Les histoires du Mouron Rouge ont fait mon enfance, en même temps que Zorro à la télé le samedi soir (et dont il est l'ancêtre, d'ailleurs). Grâce à Sir Percival Blakeney, Baronet, j'ai un faible certain pour les héros masqués qui font semblant d'être des chiffes ou des idiots dans la vie de tous les jours : Zorro donc, Superman en tête, mais aussi Iljimae, la Tulipe Noire, Batman et tant d'autres.
C'est une belle production télévisuelle que propose la BBC adaptant 2 romans de la série prolifique de la Baronne Orczy.
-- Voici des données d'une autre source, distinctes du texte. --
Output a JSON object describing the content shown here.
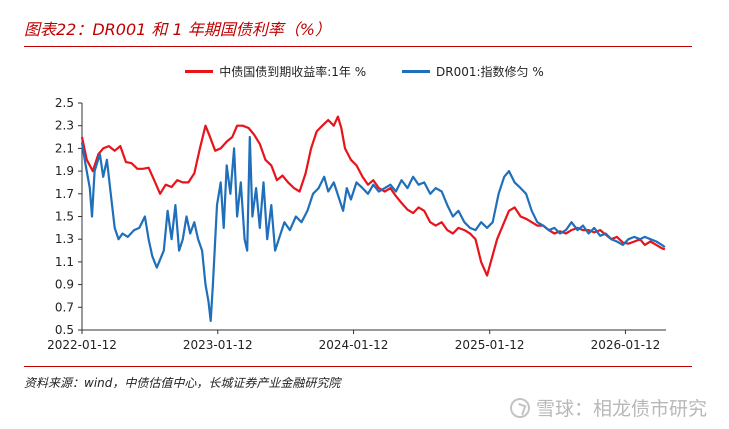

Sir Percival Blakeney, jeune noble dandy britannique, avec son groupe de joyeux compagnons, se charge de libérer des aristocrates français promis à la guillotine.
L'intrigue se déroule en 1792, au plus fort de la Terreur, peu de temps avant l'exécution de Louis XVI lui même.
Et c'est la que j'ai eu mon premier hic.
Pendant cette période, donc, dite de la Terreur, il est impensable qu'un aristocrate anglais voyage aussi facilement et aussi ouvertement à Paris. Il y a également des nobles français qui vivent bien tranquilles dans leur appartement parisien.
Pas en 1792!
C'est d'autant plus rageant que cela trouve son origine dans le désir du scénario de condenser certains évènements. En effet, en 1792, Percy et Marguerite sont normalement déjà mariés et l'affaire des Saint Cyr a eu lieu bien avant. La Baronne n'est pas toujours dans les clous de l'Histoire mais elle s'évite les ornières les plus flagrantes.
Il n'est pas question de soirées culturelles où nobles et membres du Comité du Salut Public se croisent en fronçant le sourcils.
Je comprends cependant l'attrait de raconter la rencontre entre Marguerite et Percy ainsi que d'alimenter un peu le personnage de Chauvelin.
Ce n'est pas rédhibitoire mais cela rend tout de même la menace pesant sur Percy et sa ligue plus légère ainsi que le problème de couple de Percy et Marguerite moins profond. En effet, lorsqu'elle est sensée le rencontrer il ne joue pas son rôle de dandy falot et la profonde cassure de leur mariage vient après quelques mois de bonheur. Marguerite voit l'homme qu'elle aime disparaître. Le fond de l'histoire du Mouron Rouge, c'est la nécessité que Percy a de maintenir sa façade en permanence à cause de la supposée trahison de sa femme. Ici, il lui a toujours menti sur sa personnalité. Cela enlève à notre couple principal une dimension un peu tragique et une fin plus jubilatoire.
Le plus invraisemblable est le sauvetage du jeune Louis (XVII) de sa prison du Temple. Cependant, c'est dans les romans, la Baronne ayant décidé screw history!
Je ne retiendrai donc pas cette uchronie contre le téléfilm qui embrasse son sujet avec ferveur.
La première invraisemblance est plus difficile à avaler car évitable très simplement.
La production est de belle qualité et on sent bien que tous les moyens ont été mis au service de ce récit romanesque à souhait aussi bien pour les décors naturels que pour les costumes.
La distribution est dominée par Jane Seymour en Marguerite Saint Just, rayonnante et impeccable et Ian McKellan parfait en Chauvelin amoureux transis et rancunier. Il est assez subtil néanmoins pour rendre son personnage pitoyable.
Je n'ai cependant pas été impressionnée par la prestation d'Anthony Andrews. C'est un bon acteur, il passe sans effort du héros téméraire, au dandy superficiel, à l'homme du peuple etc... Il est versatile et c'est ce que demande le rôle.
Il manque cependant de subtilité. En effet, si dans les moments les plus naturels de Sir Percy il est impeccable, son personnage de bouffon bouffi est trop marqué, le phrasé est maladroit et haché et il est trop clair que Sir Percy joue un rôle. Quant à ses déguisements, il en fait trop également.
Cela ne gâche pas la série mais cela gâche un peu le personnage pour moi (je suis fan de Sir Percy).
Je conseille néanmoins vivement cette version de qualité.